# Classical music that DOES not change its key



## peeyaj (Nov 17, 2010)

I'm tone deaf and a noob. But, I want to know if there are classical works *that does not change its key* on the whole composition. I only knew one, and its a pop song by P!nk, 



.. It's stay on the key of G all the time..

So, anyone can answer me? 

and...

*no key changes = no modulation* ( Am I correct?)

* In atonal music, if there are no central tonality, does it mean, that it has no modulation whatsover, or it change its keys every time..


----------



## Garlic (May 3, 2013)

How about classical music that doesn't change its note (except between movements)?






Sorry, didn't answer your question.


----------



## Andreas (Apr 27, 2012)

I think there are pieces by John Coltrane that stay in one key thoughout. I've heard Steve Reich mention this in an interview. Encouraged him to compose works like Music for 18 Musicians that stay in the same key for long stretches.

Also the prelude to Wagner's Rheingold.


----------



## Mahlerian (Nov 27, 2012)

peeyaj said:


> I'm tone deaf and a noob. But, I want to know if there are classical works *that does not change its key* on the whole composition. I only knew one, and its a pop song by P!nk,
> 
> 
> 
> ...


The vast majority of pop music never changes key. Are you saying that it never changes its harmony at all?
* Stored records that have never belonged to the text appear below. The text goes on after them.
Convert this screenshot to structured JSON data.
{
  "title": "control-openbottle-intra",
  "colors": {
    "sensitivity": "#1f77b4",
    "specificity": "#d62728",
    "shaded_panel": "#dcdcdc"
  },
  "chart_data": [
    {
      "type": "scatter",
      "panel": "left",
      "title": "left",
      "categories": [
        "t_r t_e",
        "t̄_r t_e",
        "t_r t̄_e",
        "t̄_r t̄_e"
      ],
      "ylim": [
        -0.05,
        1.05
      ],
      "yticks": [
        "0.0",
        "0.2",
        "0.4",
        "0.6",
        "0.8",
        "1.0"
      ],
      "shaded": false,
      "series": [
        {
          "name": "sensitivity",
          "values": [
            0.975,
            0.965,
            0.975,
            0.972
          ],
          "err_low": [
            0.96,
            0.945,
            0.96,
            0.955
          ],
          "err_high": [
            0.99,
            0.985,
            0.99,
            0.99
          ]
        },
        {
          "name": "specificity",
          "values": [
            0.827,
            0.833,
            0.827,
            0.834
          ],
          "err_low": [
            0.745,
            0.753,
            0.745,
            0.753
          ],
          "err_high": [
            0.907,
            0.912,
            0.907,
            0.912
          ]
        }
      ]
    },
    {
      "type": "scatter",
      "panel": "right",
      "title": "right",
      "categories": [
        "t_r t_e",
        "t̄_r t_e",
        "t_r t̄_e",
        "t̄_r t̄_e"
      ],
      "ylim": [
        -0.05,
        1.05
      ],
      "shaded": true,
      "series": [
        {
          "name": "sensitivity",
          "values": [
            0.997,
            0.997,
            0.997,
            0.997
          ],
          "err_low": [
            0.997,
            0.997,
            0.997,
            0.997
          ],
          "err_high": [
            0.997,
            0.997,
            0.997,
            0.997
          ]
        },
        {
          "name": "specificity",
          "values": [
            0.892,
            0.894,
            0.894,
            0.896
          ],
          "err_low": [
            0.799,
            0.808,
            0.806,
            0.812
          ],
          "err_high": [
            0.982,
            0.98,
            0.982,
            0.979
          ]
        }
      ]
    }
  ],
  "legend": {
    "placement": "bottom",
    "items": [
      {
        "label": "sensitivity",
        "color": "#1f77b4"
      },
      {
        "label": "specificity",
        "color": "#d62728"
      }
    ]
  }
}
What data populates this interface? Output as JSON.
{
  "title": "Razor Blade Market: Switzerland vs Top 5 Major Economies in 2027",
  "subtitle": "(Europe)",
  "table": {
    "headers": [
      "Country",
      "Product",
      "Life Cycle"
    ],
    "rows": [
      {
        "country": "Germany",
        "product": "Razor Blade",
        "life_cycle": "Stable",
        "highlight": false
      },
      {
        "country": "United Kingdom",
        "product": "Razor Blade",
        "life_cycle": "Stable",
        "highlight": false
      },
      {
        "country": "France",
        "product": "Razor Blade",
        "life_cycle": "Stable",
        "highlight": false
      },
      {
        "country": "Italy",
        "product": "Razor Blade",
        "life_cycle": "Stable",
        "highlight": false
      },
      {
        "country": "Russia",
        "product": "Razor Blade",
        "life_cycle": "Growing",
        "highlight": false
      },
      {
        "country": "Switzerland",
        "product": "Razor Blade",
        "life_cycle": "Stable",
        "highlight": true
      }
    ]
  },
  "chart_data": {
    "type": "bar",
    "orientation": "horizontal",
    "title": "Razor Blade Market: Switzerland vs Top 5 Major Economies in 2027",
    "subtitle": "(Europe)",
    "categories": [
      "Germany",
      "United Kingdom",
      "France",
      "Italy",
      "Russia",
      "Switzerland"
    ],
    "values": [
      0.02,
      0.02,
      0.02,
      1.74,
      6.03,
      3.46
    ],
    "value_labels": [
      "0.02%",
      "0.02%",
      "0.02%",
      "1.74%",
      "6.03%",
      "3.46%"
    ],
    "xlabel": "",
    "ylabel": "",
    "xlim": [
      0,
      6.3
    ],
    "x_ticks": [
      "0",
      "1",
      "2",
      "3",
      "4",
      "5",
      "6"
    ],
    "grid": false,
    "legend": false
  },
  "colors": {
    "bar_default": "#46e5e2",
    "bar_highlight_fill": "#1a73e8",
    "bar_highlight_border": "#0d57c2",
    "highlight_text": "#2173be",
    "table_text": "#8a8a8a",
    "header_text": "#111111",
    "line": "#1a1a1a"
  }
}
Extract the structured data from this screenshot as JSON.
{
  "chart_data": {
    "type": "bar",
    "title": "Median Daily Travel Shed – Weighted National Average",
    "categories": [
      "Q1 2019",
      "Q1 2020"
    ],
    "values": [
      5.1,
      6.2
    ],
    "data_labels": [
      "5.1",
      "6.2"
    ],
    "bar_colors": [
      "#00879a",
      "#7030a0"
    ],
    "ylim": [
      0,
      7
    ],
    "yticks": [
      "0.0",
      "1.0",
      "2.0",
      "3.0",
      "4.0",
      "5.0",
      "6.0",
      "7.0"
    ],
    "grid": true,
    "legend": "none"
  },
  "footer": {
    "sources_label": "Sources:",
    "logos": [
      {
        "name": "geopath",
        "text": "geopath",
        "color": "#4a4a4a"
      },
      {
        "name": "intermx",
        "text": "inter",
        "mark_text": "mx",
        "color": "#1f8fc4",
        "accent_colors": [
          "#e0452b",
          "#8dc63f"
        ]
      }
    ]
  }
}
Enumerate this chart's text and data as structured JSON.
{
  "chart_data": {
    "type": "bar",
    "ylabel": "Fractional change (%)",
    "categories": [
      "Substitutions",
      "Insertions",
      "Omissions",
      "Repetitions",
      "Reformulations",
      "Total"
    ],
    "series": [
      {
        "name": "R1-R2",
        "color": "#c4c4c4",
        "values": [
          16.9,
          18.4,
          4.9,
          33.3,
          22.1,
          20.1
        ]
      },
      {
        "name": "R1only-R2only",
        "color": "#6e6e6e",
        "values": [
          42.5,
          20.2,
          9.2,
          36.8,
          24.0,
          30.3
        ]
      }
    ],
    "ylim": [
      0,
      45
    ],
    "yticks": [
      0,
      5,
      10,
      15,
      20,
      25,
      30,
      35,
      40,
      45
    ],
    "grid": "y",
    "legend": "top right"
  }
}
If so, there's one famous example in classical: the prelude to Das Rheingold, which is simply one long continuous E-flat harmony.



> * In atonal music, if there are no central tonality, does it mean, that it has no modulation whatsover, or it change its keys every time..


Well, aside from the fact that so-called atonal music does in fact have tonal centers...there is no modulation in the sense of Classical-Romantic movement from key to key, because all keys are readily available.


----------



## superhorn (Mar 23, 2010)

Ravel's famous (or notorious) Bolero does not modulate except for a very brief one right before the end .
The prelude to Wagner's Das Rheingold ,first part of the Ring, is entirely in e flat major .


----------



## KenOC (Mar 7, 2011)

superhorn said:


> Ravel's famous (or notorious) Bolero does not modulate except for a very brief one right before the end.


I believe Bolero modulates within the theme itself. Is that incorrect?


----------



## Mahlerian (Nov 27, 2012)

KenOC said:


> I believe Bolero modulates within the theme itself. Is that incorrect?


If I recall correctly, it has brief tonicizations, but no modulation whatsoever until the second-to-last variation. It stays otherwise in C throughout.


----------



## HaydnBearstheClock (Jul 6, 2013)

J. Haydn's Symphony no. 49 in F minor, 'La Passione' - each movement is in F minor (although there are some snippets in the major throughout).


----------



## Guest (Sep 14, 2013)

Mahlerian said:


> The vast majority of pop music never changes key.


Quite right - wouldn't want to upset the punters. However, when it does, it's often quite striking. One song I can call to mind that I think does is _Every Breath You Take_ (The Police). Am I right?


----------



## spradlig (Jul 25, 2012)

@peeyaj : I'm not really sure what "no modulation" means. This requirement might rule out almost all music. If you allow brief "modulations", there is a huge number of shorter classical works that don't change key - too many to try to list. Someone cited Ravel's _Bolero_ and I think that is a good longer example. There is a modulation near the end of the piece but I don't think it is long enough to be called a real "change of key" (I have not seen the score but I doubt the key signature changes) But the Fugue in C Major from Shostakovich's 24 Preludes and Fugues does not even have any accidentals (all white keys)!


----------